Whether a reporter or a student, the internet is a powerful tool for social change.

MARIA RESSA, RAPPLER CEO AND EXECUTIVE EDITOR: What is your power? Where you’re getting it from and how can you use it? What we’re trying to do in Rappler is to actually use our Facebook, our Twitter…anything that we do on social media or the internet to actually help development.

And what about journalists? What is at stake for them?
Ressa says it doesn’t matter what journalists have done in the past, they must adapt to this new media or become obsolete.
Voltaire Tupaz, Rappler, Cebu.

Story 13: GOOD OR BAD? PH MOST EMOTIONAL COUNTRY IN THE WORLD
A Gallup survey says Filipinos are the most emotional people in the world.
The Philippines places first among 151 countries ranked for emotion with Singaporeans as the most unemotional country.
Singapore’s economy almost doubled in 10 years, making the country of 5.3 million people one of the world’s wealthiest, but apparently not able to enjoy life as much.
The article calls Singapore’s ranking an “emotion deficit.”
The survey asked questions that reveal emotions — anger, worry, enjoyment.

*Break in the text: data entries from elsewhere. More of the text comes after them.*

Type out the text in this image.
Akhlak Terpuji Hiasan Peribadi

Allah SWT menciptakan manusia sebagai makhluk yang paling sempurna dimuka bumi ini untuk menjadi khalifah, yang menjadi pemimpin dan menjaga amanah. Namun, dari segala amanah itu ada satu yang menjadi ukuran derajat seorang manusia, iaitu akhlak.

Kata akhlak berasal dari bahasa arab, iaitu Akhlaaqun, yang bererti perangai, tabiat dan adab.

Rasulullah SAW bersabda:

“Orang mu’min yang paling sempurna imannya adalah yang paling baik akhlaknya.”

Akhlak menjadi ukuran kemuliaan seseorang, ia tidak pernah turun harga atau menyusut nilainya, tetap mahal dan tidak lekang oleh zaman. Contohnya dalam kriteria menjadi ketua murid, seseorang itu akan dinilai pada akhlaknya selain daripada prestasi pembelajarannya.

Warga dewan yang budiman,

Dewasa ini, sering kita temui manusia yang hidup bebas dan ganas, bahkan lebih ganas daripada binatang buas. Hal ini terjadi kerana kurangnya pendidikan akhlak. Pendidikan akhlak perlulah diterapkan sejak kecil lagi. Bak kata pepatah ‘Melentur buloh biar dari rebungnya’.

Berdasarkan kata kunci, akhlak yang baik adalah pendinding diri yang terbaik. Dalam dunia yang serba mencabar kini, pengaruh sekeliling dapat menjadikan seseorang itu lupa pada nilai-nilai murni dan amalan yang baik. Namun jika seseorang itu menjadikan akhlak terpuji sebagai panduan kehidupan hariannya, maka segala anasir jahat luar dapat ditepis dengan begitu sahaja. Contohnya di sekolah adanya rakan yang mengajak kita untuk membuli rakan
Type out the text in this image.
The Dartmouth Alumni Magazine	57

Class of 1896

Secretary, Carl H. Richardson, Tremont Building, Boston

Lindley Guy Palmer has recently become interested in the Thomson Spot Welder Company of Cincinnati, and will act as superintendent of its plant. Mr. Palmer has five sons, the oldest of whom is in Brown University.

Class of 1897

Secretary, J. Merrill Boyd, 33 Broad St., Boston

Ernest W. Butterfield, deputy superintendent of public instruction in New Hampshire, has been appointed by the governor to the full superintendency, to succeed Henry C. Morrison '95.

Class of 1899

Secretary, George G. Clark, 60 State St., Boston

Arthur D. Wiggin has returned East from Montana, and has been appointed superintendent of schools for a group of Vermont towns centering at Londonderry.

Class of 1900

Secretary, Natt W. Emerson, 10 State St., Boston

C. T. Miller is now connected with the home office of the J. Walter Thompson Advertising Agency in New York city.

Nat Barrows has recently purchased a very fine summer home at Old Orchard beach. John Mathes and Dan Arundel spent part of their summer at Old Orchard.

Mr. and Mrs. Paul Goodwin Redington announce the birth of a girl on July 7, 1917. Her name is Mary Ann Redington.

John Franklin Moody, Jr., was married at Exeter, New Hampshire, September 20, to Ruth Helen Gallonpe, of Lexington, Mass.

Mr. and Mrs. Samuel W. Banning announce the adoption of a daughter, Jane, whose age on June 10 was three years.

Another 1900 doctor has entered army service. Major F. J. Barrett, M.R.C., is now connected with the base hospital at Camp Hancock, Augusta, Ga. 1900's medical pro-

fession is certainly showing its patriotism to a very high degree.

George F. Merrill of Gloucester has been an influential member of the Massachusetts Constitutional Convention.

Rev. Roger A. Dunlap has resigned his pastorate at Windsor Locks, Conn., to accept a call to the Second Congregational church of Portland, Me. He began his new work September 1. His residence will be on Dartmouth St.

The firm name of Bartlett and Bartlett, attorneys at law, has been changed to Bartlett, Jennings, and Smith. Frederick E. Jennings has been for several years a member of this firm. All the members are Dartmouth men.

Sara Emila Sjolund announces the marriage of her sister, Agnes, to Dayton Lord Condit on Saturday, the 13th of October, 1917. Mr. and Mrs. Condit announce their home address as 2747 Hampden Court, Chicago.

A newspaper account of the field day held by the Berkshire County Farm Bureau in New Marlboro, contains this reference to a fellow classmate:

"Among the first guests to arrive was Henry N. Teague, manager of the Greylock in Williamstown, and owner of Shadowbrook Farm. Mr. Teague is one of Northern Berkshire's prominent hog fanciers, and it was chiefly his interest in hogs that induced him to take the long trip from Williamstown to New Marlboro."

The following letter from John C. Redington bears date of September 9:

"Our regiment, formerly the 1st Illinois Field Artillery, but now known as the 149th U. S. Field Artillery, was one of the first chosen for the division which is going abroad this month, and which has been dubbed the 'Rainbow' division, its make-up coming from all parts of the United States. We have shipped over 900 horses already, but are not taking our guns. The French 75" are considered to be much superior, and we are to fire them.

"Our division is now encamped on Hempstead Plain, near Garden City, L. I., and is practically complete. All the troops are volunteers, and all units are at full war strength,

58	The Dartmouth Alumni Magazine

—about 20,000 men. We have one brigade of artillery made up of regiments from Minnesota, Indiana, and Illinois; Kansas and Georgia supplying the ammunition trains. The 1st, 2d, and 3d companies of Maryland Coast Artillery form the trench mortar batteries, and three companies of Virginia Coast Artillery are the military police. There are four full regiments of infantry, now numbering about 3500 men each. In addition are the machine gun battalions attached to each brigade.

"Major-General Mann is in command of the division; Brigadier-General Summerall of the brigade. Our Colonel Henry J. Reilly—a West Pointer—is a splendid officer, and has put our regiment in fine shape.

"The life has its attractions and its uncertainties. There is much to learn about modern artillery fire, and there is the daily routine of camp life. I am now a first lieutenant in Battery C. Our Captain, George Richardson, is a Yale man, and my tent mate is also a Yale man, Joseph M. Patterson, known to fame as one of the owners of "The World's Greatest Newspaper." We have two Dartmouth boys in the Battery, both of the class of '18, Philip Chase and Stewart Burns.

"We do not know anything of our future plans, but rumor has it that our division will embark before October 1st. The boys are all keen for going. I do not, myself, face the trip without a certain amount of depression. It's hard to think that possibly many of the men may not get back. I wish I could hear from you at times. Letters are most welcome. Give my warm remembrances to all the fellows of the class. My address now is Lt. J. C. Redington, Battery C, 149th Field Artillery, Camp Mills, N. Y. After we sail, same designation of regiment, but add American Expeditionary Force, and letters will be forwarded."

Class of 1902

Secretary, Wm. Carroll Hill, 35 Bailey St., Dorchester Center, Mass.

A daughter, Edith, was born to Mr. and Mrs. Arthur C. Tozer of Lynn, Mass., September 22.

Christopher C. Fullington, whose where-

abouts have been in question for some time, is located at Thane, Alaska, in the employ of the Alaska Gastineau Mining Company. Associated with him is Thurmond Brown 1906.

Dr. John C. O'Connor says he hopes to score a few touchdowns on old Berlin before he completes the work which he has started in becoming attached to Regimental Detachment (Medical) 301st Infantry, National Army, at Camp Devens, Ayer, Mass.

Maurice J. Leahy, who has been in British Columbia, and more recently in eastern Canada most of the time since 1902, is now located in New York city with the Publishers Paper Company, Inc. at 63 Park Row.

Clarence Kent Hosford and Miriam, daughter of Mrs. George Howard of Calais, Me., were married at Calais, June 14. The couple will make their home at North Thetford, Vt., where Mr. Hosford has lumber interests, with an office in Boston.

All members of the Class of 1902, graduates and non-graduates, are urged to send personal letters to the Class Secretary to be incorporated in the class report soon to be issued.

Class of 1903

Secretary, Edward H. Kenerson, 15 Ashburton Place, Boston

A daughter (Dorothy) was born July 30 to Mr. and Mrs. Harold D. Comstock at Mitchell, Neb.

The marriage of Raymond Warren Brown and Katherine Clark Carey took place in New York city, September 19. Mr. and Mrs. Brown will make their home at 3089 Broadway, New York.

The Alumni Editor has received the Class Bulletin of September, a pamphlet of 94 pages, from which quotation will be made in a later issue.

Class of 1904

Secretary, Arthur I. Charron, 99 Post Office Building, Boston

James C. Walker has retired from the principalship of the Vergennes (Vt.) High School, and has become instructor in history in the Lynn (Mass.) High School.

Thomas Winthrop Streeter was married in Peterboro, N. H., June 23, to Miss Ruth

Respondents were also asked to evaluate their lives on a scale of zero to 10 and say whether they feel life would be better or worse in 5 years.
Here are the comments on the Bloomberg Businessweek article.
Grego Abaya Raymundo III says “And now we know why the Philippines produce more ‘celebrities’ than scientists, philosophers, and academicians.”
Lyn Encarnacion says: Being the most emotional country means that the Philippines is very diverse when it comes to emotion. It also shows Filipinos value life, she wrote.